Except not really, because it turns out that the Master is back. No explanation is given as to how he survived the events on Sarn -- allegedly writers Pip and Jane Baker included one, but Eric Saward cut it, in a fit of pique over the return of the Master yet again (can you tell he's starting to get frustrated with this job?). There's also no explanation as to why he's pretending to be a scarecrow out in the middle of nowhere...
Of course, the presence of the Master ends up distorting the entire story around him. We're no longer interested in what's going on in Killingworth; we want to know what the Master's up to. But this time, it seems he's not the only Time Lord around. We're also introduced to a renegade Time Lord called the Rani, who appears to be an amoral scientist, extracting a chemical from humanity for her own purposes -- the violent behavior is an "unfortunate side effect". The Rani, played with great superiority by Kate O'Mara, is clearly meant to be neither explicitly "good" nor "evil", but rather a scientist with no compassion or morality. It's a nice little twist on the sort of characters we normally get on the show.

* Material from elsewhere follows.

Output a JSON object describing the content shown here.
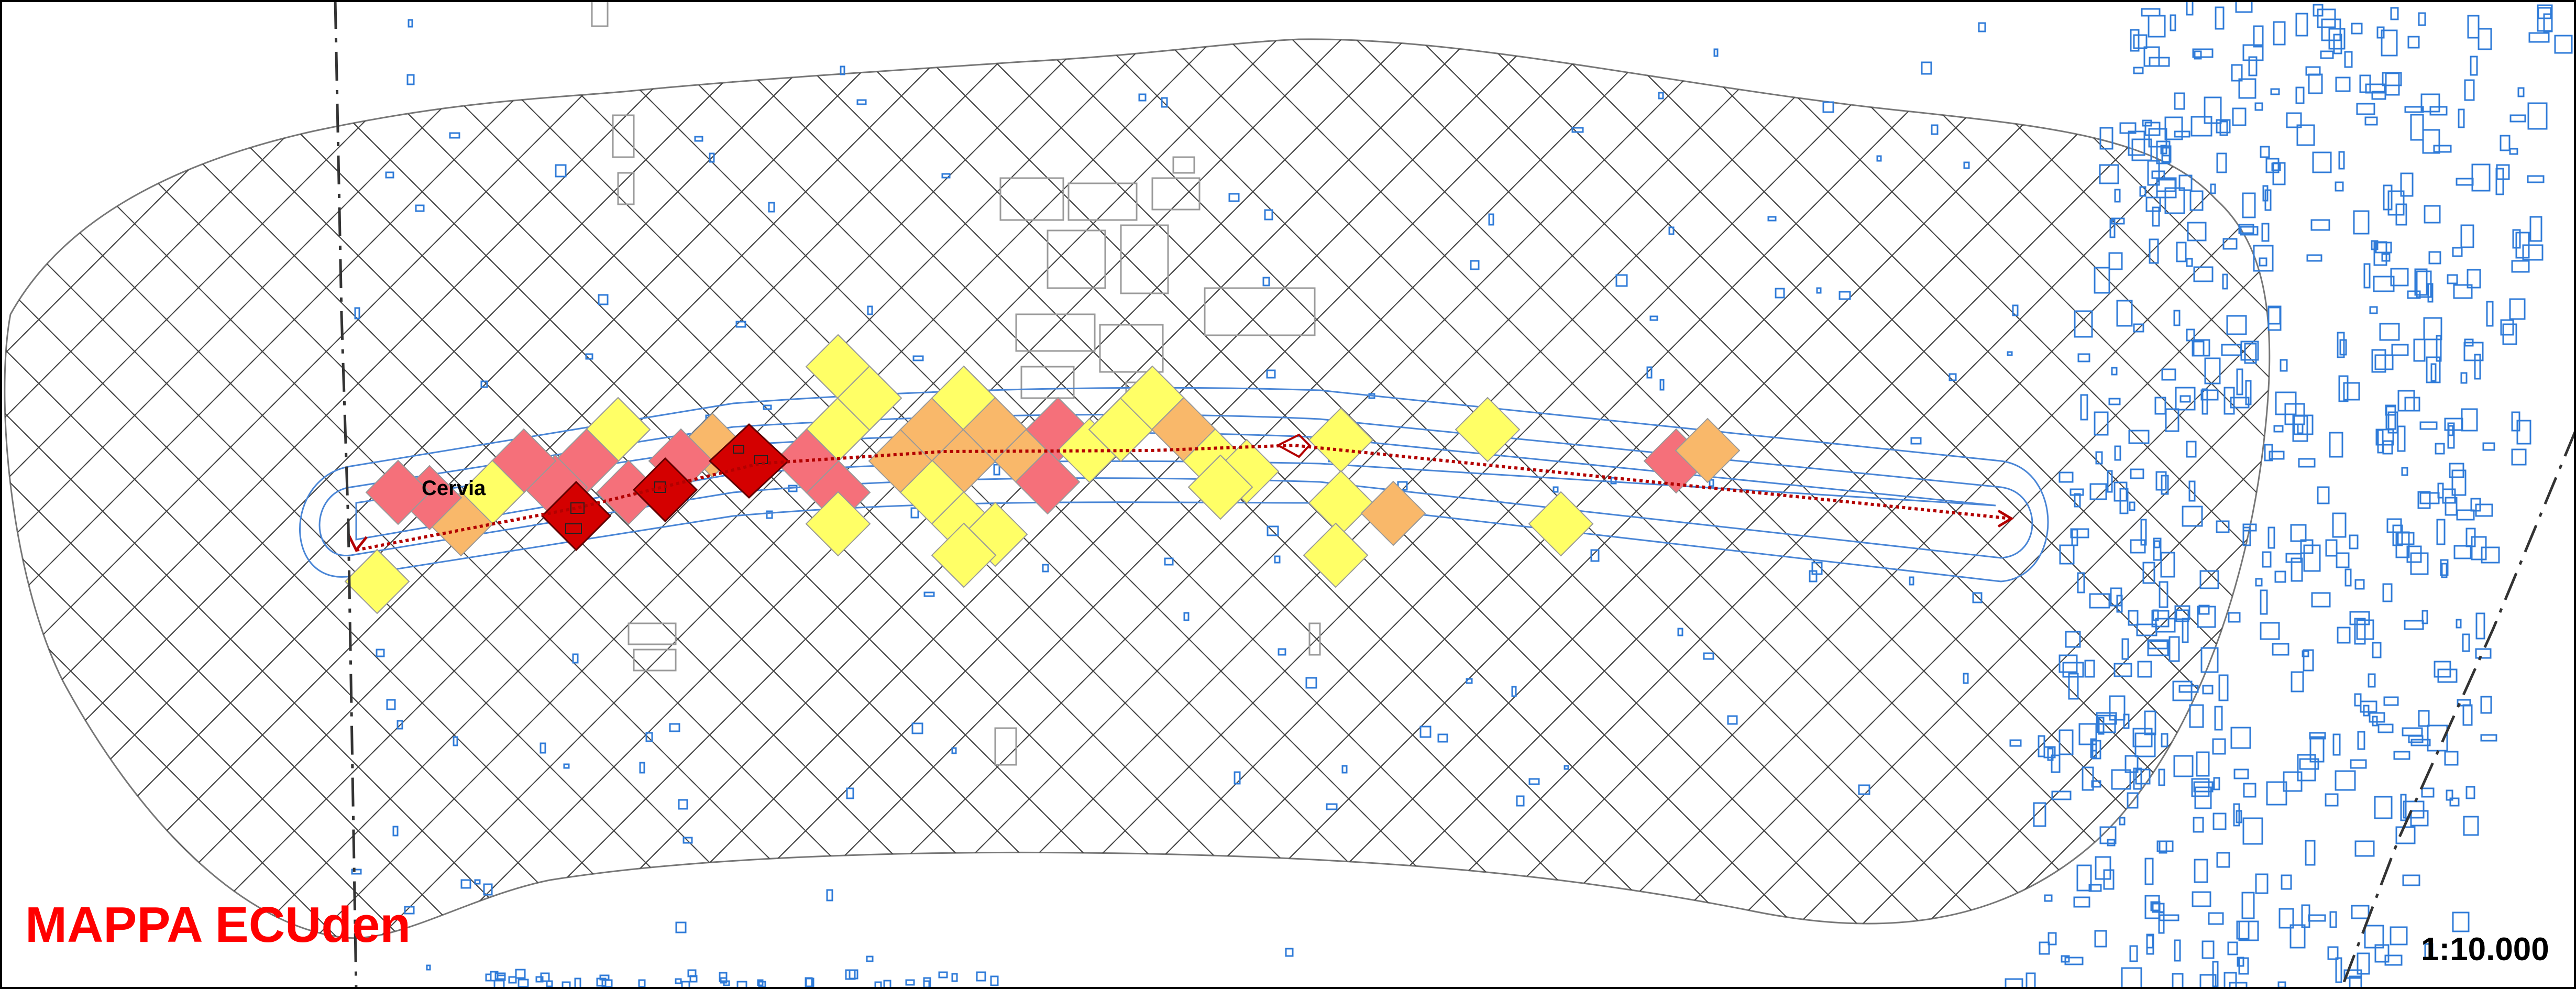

However, if the Master was distorting things before, now that we've got the Rani involved, events truly get bent out of shape. The entire episode becomes little more than a backdrop to their arguments, and while the squabbling is certainly entertaining (particularly the Rani's comments on the Master: "You're unbalanced; no wonder the Doctor always outwits you", and "What's he up to now? It'll be something devious and overcomplicated. He'd get dizzy if he tried to walk in a straight line" being two highlights), it does unbalance things. And so it really doesn't help when the Doctor is also introduced and all three start sniping at each other.
And of course, this is our first Pip and Jane Baker script, which means there are lots of examples of florid dialogue to join in with at home (the favorite probably being "Fortuitous would be a more apposite epithet!"). Pip and Jane clearly love language, but it does make a lot of the dialogue very unnatural-sounding (and that's before it gets put through a broad Geordie accent for all the locals). But, contrasting this, their characterization is very good, and the Doctor is probably the most like the traditional Doctor -- which is to say, not deliberately alien -- he's been this incarnation (although the joke about a "hyperactive Peri" does seem a particularly sixth Doctorish thing to say). This does make this story a lot more fun to watch, and it helps set him apart from the Rani and the Master. (That said -- and it's definitely not Pip & Jane's fault -- who thought it would be a good idea to make the sixth Doctor's signature verbal trait to repeat a word three times at increasing volumes?)
There are some good moments here and there (the stuff with Lord Ravensworth is quite nice -- and you can see, as the Doctor takes off his coat and puts on a dirty one (around the 30 minute mark), the cats that have been added to the coat's lining for each completed sixth Doctor story), and the arguing is rather entertaining, but so far, the interaction of the three Time Lords swamps everything else in this story.